DOI: 10.1097/md.0000000000044123 ISSN: 1536-5964

Causal relationship between vitamin D and adult height: A bidirectional Mendelian randomization study

Lianhui Chen, Min Wu, Zhenzhong Zeng, Xiaohao Hu, Yongfen Wang

Vitamin D is critical for skeletal growth, but its causal link to adult height remains uncertain due to limitations in observational studies and randomized controlled trials. This study aimed to explore the bidirectional causal relationship between circulating vitamin D levels and adult height using Mendelian randomization (MR). A bidirectional 2-sample MR analysis was performed with large-scale genome-wide association study data. Vitamin D data were sourced from the Pan-UKB (n = 383,324 European individuals), and height data from FinnGen R12 (n = 364,629 Finnish individuals).

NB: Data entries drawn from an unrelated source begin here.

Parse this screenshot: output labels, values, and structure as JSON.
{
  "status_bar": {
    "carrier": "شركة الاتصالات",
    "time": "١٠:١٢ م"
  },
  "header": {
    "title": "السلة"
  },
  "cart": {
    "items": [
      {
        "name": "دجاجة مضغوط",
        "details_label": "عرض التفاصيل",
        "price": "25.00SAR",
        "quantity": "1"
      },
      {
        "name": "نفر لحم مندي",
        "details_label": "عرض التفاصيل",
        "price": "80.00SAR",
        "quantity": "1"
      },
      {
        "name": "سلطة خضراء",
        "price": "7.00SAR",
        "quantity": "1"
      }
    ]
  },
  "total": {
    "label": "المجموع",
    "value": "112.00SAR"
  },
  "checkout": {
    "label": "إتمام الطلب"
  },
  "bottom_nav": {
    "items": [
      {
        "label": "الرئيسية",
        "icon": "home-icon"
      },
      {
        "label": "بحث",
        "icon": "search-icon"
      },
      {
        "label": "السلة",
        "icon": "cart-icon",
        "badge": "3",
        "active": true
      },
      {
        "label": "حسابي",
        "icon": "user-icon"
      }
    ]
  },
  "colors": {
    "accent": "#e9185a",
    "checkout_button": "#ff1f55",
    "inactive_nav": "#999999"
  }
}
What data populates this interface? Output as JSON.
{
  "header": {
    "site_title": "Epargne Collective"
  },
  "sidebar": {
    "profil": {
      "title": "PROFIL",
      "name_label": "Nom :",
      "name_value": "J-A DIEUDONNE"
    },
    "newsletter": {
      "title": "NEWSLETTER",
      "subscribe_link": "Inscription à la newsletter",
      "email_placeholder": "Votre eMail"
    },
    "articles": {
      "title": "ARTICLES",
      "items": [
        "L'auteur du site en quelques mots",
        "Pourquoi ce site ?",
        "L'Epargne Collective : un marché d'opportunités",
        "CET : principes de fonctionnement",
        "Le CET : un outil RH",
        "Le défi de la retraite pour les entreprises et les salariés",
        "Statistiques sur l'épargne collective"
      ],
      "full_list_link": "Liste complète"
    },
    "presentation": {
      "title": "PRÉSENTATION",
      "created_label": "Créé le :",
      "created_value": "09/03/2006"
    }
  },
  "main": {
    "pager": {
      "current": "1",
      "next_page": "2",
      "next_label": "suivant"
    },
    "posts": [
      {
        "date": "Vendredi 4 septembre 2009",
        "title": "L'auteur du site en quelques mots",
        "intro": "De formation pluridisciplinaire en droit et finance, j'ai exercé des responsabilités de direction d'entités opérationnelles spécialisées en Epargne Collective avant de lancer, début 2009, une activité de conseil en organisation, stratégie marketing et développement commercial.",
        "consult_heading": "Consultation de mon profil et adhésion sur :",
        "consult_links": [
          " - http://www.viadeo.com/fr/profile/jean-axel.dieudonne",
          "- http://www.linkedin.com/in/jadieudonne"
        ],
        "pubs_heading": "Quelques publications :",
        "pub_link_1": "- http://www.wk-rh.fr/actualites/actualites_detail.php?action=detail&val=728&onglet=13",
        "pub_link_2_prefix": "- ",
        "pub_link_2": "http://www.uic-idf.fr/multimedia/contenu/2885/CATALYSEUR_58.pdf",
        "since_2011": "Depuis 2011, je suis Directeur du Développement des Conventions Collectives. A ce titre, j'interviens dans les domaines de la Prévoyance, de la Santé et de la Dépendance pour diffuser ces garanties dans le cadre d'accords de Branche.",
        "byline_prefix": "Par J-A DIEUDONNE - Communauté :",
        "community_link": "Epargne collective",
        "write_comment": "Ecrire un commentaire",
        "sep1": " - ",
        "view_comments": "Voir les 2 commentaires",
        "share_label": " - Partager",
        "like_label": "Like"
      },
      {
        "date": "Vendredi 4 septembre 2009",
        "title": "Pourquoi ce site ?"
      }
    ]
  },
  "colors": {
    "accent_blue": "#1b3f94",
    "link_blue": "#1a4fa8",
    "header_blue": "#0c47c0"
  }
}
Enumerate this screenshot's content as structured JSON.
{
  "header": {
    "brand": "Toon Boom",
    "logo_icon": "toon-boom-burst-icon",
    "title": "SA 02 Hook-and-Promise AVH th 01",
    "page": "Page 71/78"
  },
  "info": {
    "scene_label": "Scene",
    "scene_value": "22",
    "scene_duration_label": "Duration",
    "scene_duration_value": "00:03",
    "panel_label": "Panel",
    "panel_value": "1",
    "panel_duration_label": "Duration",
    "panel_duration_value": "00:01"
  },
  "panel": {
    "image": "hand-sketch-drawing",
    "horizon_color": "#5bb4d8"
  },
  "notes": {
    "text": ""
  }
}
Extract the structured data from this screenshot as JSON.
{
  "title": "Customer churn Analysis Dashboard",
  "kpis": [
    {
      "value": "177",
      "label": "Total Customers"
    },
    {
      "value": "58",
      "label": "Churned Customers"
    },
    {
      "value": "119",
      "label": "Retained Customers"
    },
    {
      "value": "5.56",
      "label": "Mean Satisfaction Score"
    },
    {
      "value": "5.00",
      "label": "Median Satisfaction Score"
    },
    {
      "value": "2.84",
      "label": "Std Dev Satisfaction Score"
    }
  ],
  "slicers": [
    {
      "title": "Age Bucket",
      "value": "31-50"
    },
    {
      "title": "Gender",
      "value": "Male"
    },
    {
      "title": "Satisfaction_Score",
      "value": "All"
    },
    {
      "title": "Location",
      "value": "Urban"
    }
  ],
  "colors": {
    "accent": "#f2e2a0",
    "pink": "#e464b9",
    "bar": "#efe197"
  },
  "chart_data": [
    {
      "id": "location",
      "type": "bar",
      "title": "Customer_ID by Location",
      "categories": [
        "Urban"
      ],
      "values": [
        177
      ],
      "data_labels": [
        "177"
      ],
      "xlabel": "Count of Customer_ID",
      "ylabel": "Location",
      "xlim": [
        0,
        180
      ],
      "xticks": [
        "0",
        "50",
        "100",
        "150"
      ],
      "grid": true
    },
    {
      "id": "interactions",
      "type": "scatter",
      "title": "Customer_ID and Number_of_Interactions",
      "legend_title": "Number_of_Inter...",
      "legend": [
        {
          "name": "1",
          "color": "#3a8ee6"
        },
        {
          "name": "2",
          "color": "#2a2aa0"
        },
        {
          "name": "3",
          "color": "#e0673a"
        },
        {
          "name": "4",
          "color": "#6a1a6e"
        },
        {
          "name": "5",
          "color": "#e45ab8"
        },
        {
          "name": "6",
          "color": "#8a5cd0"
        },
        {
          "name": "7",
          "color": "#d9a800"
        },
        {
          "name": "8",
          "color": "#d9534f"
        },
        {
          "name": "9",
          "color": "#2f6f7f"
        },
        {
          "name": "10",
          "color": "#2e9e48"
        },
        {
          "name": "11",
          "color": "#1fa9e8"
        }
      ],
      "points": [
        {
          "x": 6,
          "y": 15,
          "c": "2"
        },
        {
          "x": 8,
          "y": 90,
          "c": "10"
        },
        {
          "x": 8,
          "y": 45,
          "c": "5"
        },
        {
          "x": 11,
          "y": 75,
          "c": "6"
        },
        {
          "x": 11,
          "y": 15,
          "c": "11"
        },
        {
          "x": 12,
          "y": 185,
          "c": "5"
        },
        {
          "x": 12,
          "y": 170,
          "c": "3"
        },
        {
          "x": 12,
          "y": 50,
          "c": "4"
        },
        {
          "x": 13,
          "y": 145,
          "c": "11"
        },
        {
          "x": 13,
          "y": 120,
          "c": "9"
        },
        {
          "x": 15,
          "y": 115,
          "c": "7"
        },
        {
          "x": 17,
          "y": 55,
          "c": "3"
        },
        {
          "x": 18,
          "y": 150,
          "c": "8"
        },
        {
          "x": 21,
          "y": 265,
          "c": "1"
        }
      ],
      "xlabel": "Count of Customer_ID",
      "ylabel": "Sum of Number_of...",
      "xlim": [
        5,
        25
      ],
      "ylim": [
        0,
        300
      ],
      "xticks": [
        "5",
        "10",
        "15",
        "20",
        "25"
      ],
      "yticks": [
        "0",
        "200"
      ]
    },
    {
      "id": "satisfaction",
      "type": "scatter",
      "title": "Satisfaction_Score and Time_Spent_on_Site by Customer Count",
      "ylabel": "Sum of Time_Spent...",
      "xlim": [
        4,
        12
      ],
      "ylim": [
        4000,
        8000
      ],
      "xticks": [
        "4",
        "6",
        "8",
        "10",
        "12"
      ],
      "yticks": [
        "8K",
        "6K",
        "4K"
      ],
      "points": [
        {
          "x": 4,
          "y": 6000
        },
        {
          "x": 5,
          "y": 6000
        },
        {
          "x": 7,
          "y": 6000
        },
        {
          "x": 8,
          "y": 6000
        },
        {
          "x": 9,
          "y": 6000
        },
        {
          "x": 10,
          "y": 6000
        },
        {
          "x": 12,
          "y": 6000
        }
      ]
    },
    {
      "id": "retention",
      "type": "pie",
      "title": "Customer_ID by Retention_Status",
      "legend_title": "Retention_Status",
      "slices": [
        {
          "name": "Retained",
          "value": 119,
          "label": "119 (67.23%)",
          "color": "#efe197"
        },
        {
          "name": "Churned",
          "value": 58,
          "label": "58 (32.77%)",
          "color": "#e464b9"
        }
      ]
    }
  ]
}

Genetic instruments were selected based on genome-wide significance (P < 5 × 10‐8) and independence (linkage disequilibrium r² < 0.001). Multiple MR approaches, including inverse variance weighted (IVW), MR-Egger, and weighted median, were applied, with sensitivity analyses to evaluate pleiotropy and heterogeneity. Genetically predicted higher vitamin D concentrations were associated with increased adult height, with each standard deviation increase in vitamin D corresponding to a 0.046 standard deviation height increase (P = 1.53 × 10‐5, IVW method). Sensitivity analyses supported this finding, showing no directional pleiotropy. Conversely, no causal effect of height on vitamin D levels was detected (β = 0.008, P = .343, IVW method). This study provides genetic evidence supporting a modest causal effect of circulating vitamin D levels on adult height, with no evidence of reverse causality. These findings complement and extend prior randomized controlled trials evidence, highlighting the role of vitamin D in skeletal development while underscoring that supplementation alone is unlikely to yield substantial height gains in vitamin D-replete populations.